The Tent - Original

Oil on canvas 20x24in

$2060.00

Out of stock

One with you
I come from you
Like an extension of you
That lives within you

Around me, walls
The warmth of your curves
From which one day
Will open a door
From this tent of mine
For me to see your eyes

What shall I be called?
I can tell
But can you hear?
Thank God our ears can be found
In places like our heart

For you formed my inward parts; you knitted me together in my mother's womb. I praise you, for I am fearfully and wonderfully made. Wonderful are your works; my soul knows it very well. My frame was not hidden from you, when I was being made in secret, intricately woven in the depths of the earth. Your eyes saw my unformed substance; in your book were written, every one of them, the days that were formed for me, when as yet there was none of them.” (Psalm 139:13-16)

Oil and mixed media on canvas
Mixed media: spray paint, acrylics and fabric



The Story Behind The Painting:

I was home, when I felt a very strong nudging in my spirit to paint. I didn't necessarily wanted to paint, so I knew God wanted to paint something. So I opened my two hands and dais to Him: “Holy Spirit, paint whatever You want to paint.”

I then started painting, without thinking too much about what I was doing. I took a golden spray paint and started covering the middle of the canvas with it. After using the spray paint, I took some green acrylic paints and painted around the golden paint. I did that until the bean shape that had been created by my laying of the green paints caught my attention. I said: “It looks like a placenta, let's put a baby inside.” 
So I started looking on Pinterest for pictures of babies int he womb. And I heard God's voice. He said exactly this: “You will put a star of David on his belly button.”

The voice was inside of me, but as clear and precise as the words I just wrote. I said: “Ok Muriel, You're going too far with this your creative mind.” I thought it was just my mind. But these words wouldn't leave. For about a month, I would ask God to tell me why He wanted me to do that if it was Him speaking to me. I just didn't want to put a star of David because I heard it. God had told me that art is a portal, so I had to be careful with whatever I put on my paintings. 

But no explanation. Every time I would ask, I would receive the same answer: “Put a star of David on the belly button.”

And I started seeing stars of David everywhere. And one day, I surrendered. I said to The Lord: “I will obey, Lord. Maybe You will show me the meaning, or show someone, or I will know it in Heaven, but any way I will obey.”

About 2 weeks after I had surrendered, I was on a bus going from Lyon to Paris, searching online a link between the star of David and babies. I opened a page, and I saw it, children wearing the star of David on their coats! It all came together! Abortion is today's Holocaust.

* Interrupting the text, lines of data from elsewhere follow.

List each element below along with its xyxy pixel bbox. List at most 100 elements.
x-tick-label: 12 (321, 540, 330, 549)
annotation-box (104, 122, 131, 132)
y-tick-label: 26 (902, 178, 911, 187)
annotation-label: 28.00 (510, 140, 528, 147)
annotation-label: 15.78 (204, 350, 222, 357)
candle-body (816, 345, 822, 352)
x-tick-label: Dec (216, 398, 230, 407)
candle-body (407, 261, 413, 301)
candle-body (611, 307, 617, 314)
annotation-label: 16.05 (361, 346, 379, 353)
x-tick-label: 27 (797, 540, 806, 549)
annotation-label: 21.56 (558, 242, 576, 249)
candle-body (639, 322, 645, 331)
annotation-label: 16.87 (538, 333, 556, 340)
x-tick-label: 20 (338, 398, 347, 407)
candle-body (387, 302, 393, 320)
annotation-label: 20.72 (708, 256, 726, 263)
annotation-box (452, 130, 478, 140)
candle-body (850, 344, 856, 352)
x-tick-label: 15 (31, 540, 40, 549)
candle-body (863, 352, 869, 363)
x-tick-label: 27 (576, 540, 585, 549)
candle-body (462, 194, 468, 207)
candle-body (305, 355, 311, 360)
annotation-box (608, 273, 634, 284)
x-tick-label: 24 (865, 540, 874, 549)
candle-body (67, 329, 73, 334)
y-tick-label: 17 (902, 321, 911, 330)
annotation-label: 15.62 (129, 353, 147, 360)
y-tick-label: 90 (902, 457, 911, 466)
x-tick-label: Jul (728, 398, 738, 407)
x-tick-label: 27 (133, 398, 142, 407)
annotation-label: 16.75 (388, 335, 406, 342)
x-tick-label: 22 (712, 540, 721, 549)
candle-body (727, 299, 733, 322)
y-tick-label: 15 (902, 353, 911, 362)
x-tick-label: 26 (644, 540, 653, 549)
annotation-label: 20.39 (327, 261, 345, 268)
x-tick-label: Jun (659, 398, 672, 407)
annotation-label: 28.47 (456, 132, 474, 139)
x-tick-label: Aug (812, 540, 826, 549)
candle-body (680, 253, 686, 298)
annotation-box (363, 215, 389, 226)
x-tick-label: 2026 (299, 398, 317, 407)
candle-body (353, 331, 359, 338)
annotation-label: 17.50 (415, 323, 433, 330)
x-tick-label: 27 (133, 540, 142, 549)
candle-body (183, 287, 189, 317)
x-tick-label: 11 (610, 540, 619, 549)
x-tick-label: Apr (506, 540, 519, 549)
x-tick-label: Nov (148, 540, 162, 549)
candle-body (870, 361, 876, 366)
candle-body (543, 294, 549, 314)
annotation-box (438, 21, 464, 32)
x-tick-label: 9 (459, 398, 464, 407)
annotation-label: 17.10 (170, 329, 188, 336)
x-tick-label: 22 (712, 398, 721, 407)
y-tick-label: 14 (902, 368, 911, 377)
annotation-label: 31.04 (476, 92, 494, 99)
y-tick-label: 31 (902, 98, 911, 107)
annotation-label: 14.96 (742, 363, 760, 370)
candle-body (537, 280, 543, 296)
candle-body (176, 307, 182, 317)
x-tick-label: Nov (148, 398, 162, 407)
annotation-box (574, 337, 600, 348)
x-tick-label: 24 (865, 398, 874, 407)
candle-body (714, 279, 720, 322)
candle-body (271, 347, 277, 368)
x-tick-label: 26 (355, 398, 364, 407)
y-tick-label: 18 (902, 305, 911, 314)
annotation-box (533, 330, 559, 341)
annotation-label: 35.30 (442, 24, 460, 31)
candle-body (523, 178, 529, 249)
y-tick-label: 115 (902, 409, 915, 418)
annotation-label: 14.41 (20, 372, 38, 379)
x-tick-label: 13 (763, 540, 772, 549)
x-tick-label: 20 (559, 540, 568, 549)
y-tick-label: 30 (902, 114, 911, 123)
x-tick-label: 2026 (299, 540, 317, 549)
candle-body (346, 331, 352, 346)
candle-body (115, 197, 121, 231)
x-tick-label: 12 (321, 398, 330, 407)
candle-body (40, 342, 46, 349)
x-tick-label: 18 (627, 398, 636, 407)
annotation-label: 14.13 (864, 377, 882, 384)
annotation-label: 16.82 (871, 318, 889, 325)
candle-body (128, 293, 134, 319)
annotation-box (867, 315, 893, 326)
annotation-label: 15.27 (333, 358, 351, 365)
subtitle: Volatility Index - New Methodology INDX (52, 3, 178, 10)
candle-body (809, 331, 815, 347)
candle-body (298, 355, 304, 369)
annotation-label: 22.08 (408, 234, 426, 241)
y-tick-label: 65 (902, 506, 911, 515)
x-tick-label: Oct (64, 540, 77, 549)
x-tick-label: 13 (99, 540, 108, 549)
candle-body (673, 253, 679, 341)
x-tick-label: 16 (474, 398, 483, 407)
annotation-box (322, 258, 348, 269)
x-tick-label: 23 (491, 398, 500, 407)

I am so humbled and moved by the Heart of God. He loves babies so much. He made them, and He cherishes them from second one.

Just like the Jews couldn't defend themselves, babies in the womb can't.

Just like the Jews were not considered a race, babies in the womb are not.

And just like eyes have opened to the atrocity of the massacre of Jews, one day eyes will open on the atrocity of the massacre of babies in the womb.

The place that once was the most secure place for a baby –the tent of his/her momma's womb– has become the most dangerous.

This painting is an invitation to love, to repent from selfishness and to consider our neighbor's interest above ours – this is true love.